Executives may need personal coverage

David Marchione
Some years ago, while working for the Workplace Safety and Insurance Board in Ontario, I adjudicated a claim where the owner of a small construction company sustained a broken leg when he fell off a block wall to the ground. I had the unpleasant task of advising him that, as the owner and unlike his employees, he did not automatically have workers’ compensation coverage and that I could not authorize any health care or wage loss benefits for him, as he had not purchased any optional coverage for himself through the compensation board. Understandably, he was not pleased.

Companies often assume once they register for coverage with their respective provincial compensation board, all employees are entitled to the same coverage and benefits in case of a workplace injury or illness. Company owners, directors and executive officers often assume if they are providing labour, or working as part of the day-to-day business activities, they are entitled to compensation benefits in the event of a workplace accident. That is not always the case, as these individuals are generally not considered to be “workers” as defined by their respective compensation board.

While some jurisdictions, such as New Brunswick, Newfoundland and Labrador, Saskatchewan and the Yukon include directors and executive officers in the definition of “worker” if they are maintained on the company’s payroll, other jurisdictions, including British Columbia, Alberta, Ontario, Nova Scotia and the Northwest Territories and Nunavut exclude business owners, directors, executive officers and partners in a partnership from automatic coverage.

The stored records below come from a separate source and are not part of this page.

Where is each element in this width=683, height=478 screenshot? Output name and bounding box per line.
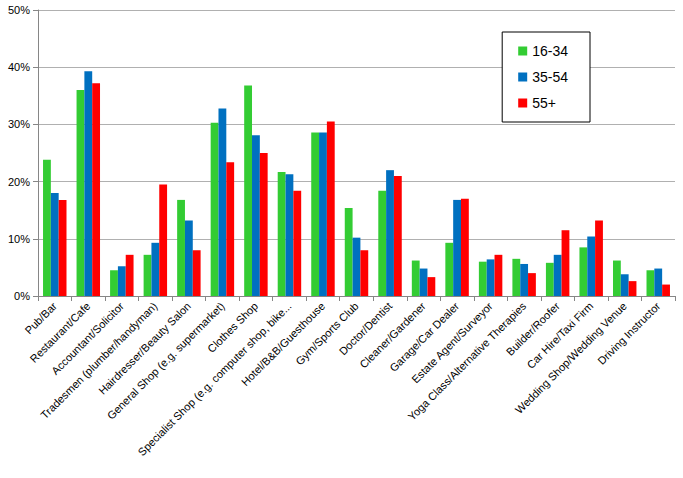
- svg-text:Pub/Bar: Pub/Bar: [22, 299, 59, 337]
- svg-text:Cleaner/Gardener: Cleaner/Gardener: [357, 299, 428, 371]
- svg-text:20%: 20%: [8, 176, 30, 188]
- svg-text:10%: 10%: [8, 233, 30, 245]
- svg-text:40%: 40%: [8, 61, 30, 73]
- svg-text:Restaurant/Cafe: Restaurant/Cafe: [27, 300, 92, 365]
- svg-text:Estate Agent/Surveyor: Estate Agent/Surveyor: [409, 299, 495, 386]
- svg-text:Hotel/B&B/Guesthouse: Hotel/B&B/Guesthouse: [238, 299, 328, 389]
- svg-text:Car Hire/Taxi Firm: Car Hire/Taxi Firm: [524, 299, 596, 371]
- svg-text:Gym/Sports Club: Gym/Sports Club: [293, 299, 361, 368]
- svg-text:Tradesmen (plumber/handyman): Tradesmen (plumber/handyman): [38, 300, 159, 421]
- svg-text:16-34: 16-34: [532, 43, 568, 59]
- svg-text:Doctor/Dentist: Doctor/Dentist: [336, 299, 395, 358]
- svg-text:Driving Instructor: Driving Instructor: [595, 300, 662, 367]
- svg-text:55+: 55+: [532, 95, 556, 111]
- svg-text:General Shop (e.g. supermarket: General Shop (e.g. supermarket): [105, 300, 227, 422]
- svg-text:Accountant/Solicitor: Accountant/Solicitor: [48, 299, 127, 377]
- svg-text:Specialist Shop (e.g. computer: Specialist Shop (e.g. computer shop, bik…: [135, 300, 293, 458]
- svg-text:Yoga Class/Alternative Therapi: Yoga Class/Alternative Therapies: [405, 299, 528, 422]
- svg-text:Wedding Shop/Wedding Venue: Wedding Shop/Wedding Venue: [512, 299, 629, 416]
- svg-text:Hairdresser/Beauty Salon: Hairdresser/Beauty Salon: [96, 299, 194, 397]
- svg-text:Builder/Roofer: Builder/Roofer: [503, 299, 562, 358]
- svg-text:Garage/Car Dealer: Garage/Car Dealer: [387, 299, 462, 374]
- svg-text:35-54: 35-54: [532, 69, 568, 85]
- svg-text:Clothes Shop: Clothes Shop: [205, 299, 261, 355]
- svg-text:0%: 0%: [14, 290, 30, 302]
- svg-text:50%: 50%: [8, 4, 30, 16]
- svg-text:30%: 30%: [8, 118, 30, 130]
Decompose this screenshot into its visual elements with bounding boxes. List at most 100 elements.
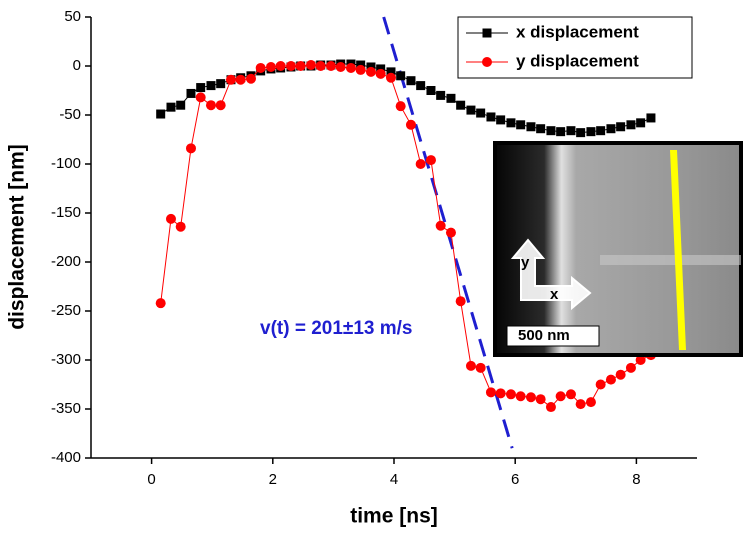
point — [216, 79, 226, 89]
point — [586, 127, 596, 137]
point — [556, 127, 566, 137]
x-tick-label: 0 — [147, 471, 155, 488]
scale-bar — [506, 325, 600, 347]
x-tick-label: 6 — [511, 471, 519, 488]
point — [365, 66, 376, 77]
point — [195, 92, 206, 103]
point — [456, 100, 466, 110]
y-tick-label: -100 — [51, 155, 81, 172]
legend-marker — [482, 57, 492, 67]
point — [215, 100, 226, 111]
point — [585, 397, 596, 408]
point — [396, 71, 406, 81]
point — [325, 61, 336, 71]
point — [476, 108, 486, 118]
inset-feature — [600, 255, 741, 265]
point — [165, 213, 176, 224]
point — [315, 61, 326, 71]
y-tick-label: 50 — [64, 8, 81, 25]
y-tick-label: -50 — [59, 106, 81, 123]
point — [405, 119, 416, 130]
point — [526, 122, 536, 132]
y-tick-label: -300 — [51, 351, 81, 368]
point — [355, 64, 366, 75]
point — [625, 362, 636, 373]
point — [186, 88, 196, 98]
y-axis-label: displacement [nm] — [6, 144, 29, 330]
point — [285, 61, 296, 71]
point — [415, 159, 426, 169]
point — [425, 155, 436, 166]
point — [455, 296, 466, 307]
legend-marker — [482, 28, 492, 38]
point — [575, 399, 586, 410]
legend-label: y displacement — [516, 51, 639, 70]
point — [475, 362, 486, 373]
point — [245, 73, 256, 84]
x-axis-label: time [ns] — [350, 505, 438, 528]
point — [375, 68, 386, 79]
point — [616, 122, 626, 132]
point — [595, 379, 606, 390]
point — [515, 391, 526, 402]
point — [156, 109, 166, 119]
annotation: v(t) = 201±13 m/s — [260, 318, 412, 339]
point — [646, 113, 656, 123]
y-tick-label: -400 — [51, 449, 81, 466]
scale-bar-label: 500 nm — [518, 327, 570, 344]
point — [295, 61, 306, 71]
point — [546, 126, 556, 136]
point — [426, 86, 436, 95]
point — [225, 74, 236, 85]
y-tick-label: -250 — [51, 302, 81, 319]
legend-box — [457, 16, 693, 79]
point — [505, 389, 516, 400]
point — [545, 402, 556, 413]
point — [335, 61, 346, 72]
inset-image: 500 nm — [493, 141, 743, 357]
inset-x-label: x — [550, 286, 559, 303]
point — [435, 220, 446, 231]
point — [386, 67, 396, 77]
point — [626, 120, 636, 130]
y-tick-label: -200 — [51, 253, 81, 270]
point — [535, 394, 546, 405]
point — [255, 62, 266, 73]
point — [486, 112, 496, 122]
x-tick-label: 8 — [632, 471, 640, 488]
point — [196, 83, 206, 93]
point — [406, 76, 416, 86]
point — [495, 388, 506, 399]
point — [155, 298, 166, 309]
point — [416, 81, 426, 91]
point — [566, 126, 576, 136]
point — [565, 389, 576, 400]
legend-label: x displacement — [516, 22, 639, 41]
point — [446, 93, 456, 103]
y-tick-label: 0 — [73, 57, 81, 74]
point — [465, 360, 476, 371]
point — [605, 374, 616, 385]
point — [345, 62, 356, 73]
point — [275, 61, 286, 71]
point — [485, 387, 496, 398]
point — [436, 90, 446, 100]
point — [265, 61, 276, 72]
inset-y-label: y — [521, 254, 530, 271]
y-tick-label: -150 — [51, 204, 81, 221]
point — [615, 369, 626, 380]
inset-arrows-fill — [513, 240, 590, 308]
point — [525, 392, 536, 403]
point — [206, 81, 216, 91]
y-tick-label: -350 — [51, 400, 81, 417]
x-tick-label: 2 — [269, 471, 277, 488]
point — [576, 128, 586, 138]
point — [205, 100, 216, 111]
point — [606, 124, 616, 134]
point — [385, 72, 396, 83]
x-tick-label: 4 — [390, 471, 398, 488]
point — [636, 118, 646, 128]
point — [185, 143, 196, 154]
point — [506, 118, 516, 128]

It is important each company confirm who is covered within its organization and who is exempt in order to ensure proper coverage for all who require it. This becomes especially important if the owners, directors or executive officers are “working” executives and providing labour services for the organization, as an injury may leave them without a source of income if they do not have other insurance coverage.

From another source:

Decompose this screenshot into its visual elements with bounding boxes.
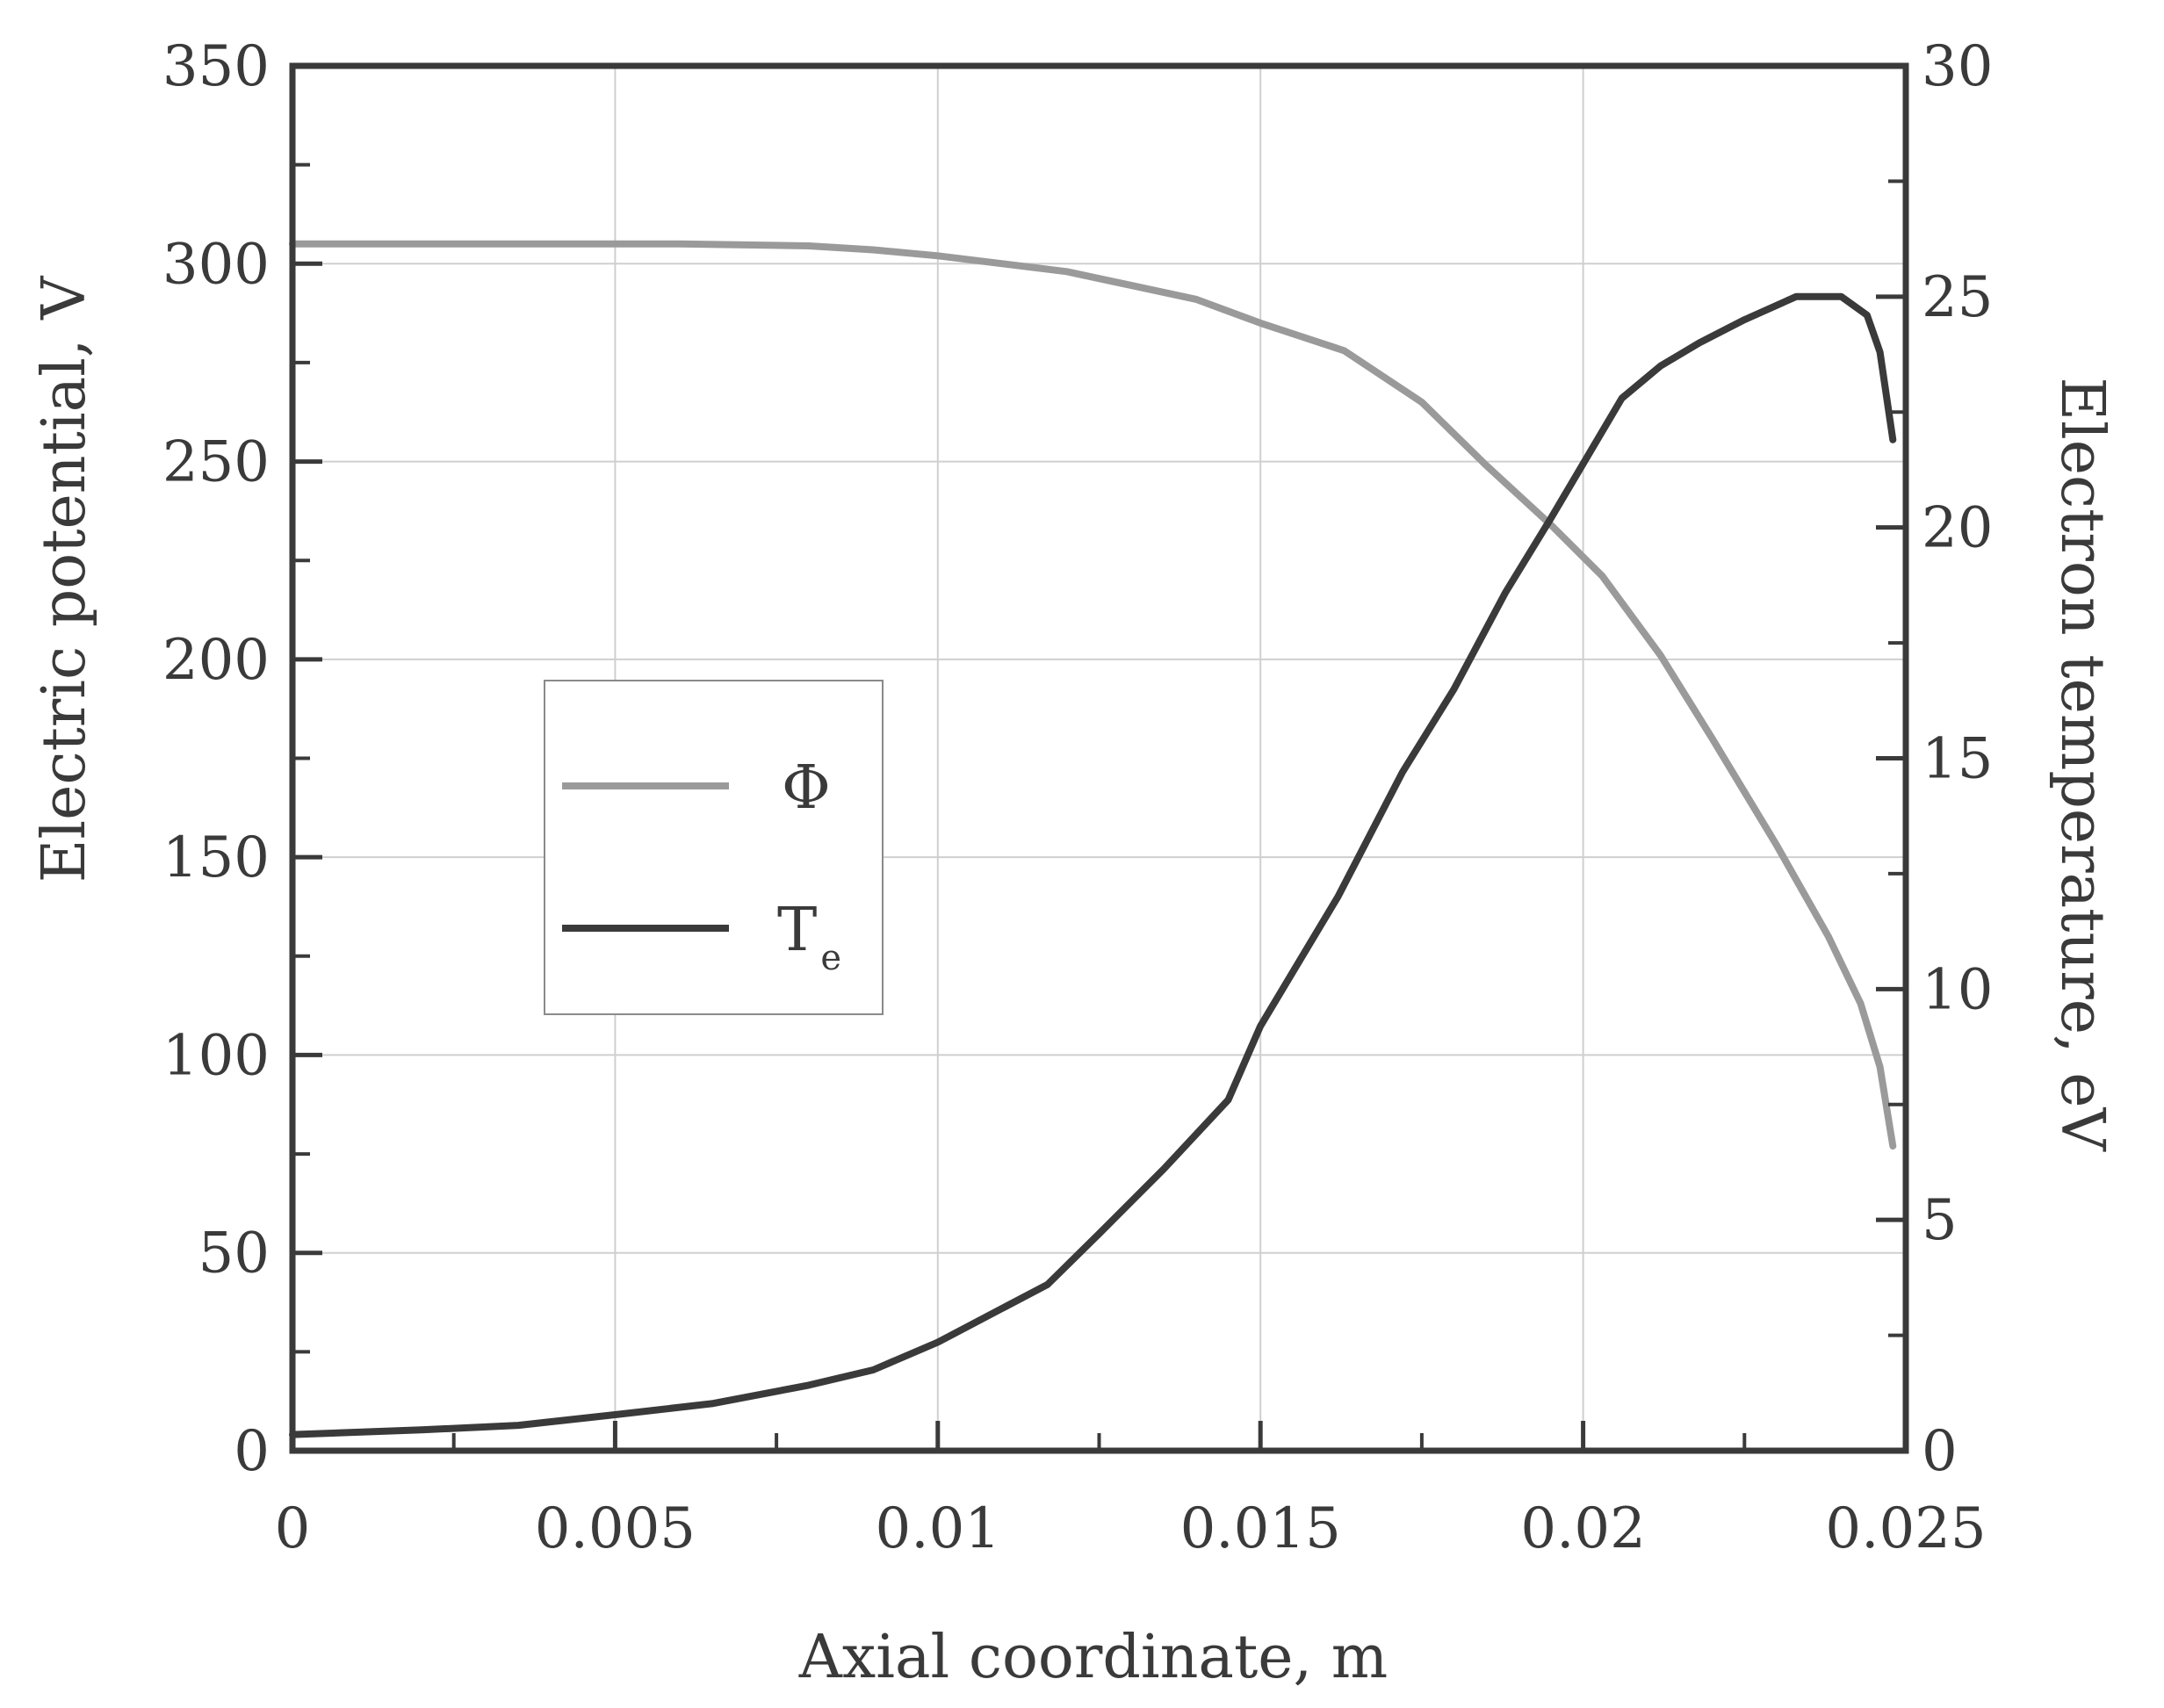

In those jurisdictions where certain individuals are excluded from automatic coverage, including owners, executive officers and directors, those individuals can opt in to the compensation scheme by purchasing individual coverage. Such coverage goes by different names, including personal optional protection (British Columbia), personal coverage (Alberta) or optional insurance (Ontario). Generally, this type of insurance can be purchased at the employer’s premium rate, and is based on the purchaser’s level of income up to the maximum insurable earnings in that province.

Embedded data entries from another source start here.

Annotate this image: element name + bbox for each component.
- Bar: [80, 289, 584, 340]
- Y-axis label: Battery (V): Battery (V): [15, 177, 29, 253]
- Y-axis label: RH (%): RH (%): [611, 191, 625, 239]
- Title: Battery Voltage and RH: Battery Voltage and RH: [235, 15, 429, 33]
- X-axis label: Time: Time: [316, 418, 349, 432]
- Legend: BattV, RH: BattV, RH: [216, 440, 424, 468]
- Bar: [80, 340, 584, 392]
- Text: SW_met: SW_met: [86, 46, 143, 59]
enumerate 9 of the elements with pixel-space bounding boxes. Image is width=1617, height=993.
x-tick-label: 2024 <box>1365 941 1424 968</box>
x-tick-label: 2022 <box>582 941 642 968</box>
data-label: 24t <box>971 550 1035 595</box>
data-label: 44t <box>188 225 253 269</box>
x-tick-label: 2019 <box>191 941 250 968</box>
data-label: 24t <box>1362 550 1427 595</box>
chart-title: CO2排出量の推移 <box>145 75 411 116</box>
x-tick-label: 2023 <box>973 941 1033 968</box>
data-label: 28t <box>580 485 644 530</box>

When a director or executive has purchased individual coverage through the compensation board, he is then considered to be a “worker” in the same manner as those who are automatically covered by the compensation scheme. In the case of a workplace injury, he may be entitled to health care and other benefits, and would be precluded from being able to bring an action against the employer and others.

It is important for organizations to confirm whether or not their executives are covered by their respective compensation boards for two reasons. First, if directors and executive officers are automatically covered, the organization must ensure their payroll is being reported to the compensation board accurately. This can help prevent a retroactive adjustment for unpaid premiums in the event of an audit by the compensation board or, in a worst-case scenario, potential charges under the applicable workers’ compensation legislation. Second, if directors and executive officers are not automatically covered, companies should ensure their earnings are not being included with payroll information to the compensation board. This will help avoid unnecessary overpayment of premiums.

David Marchione is an occupational health and safety consultant and paralegal at Fasken Martineau DuMoulin in Toronto.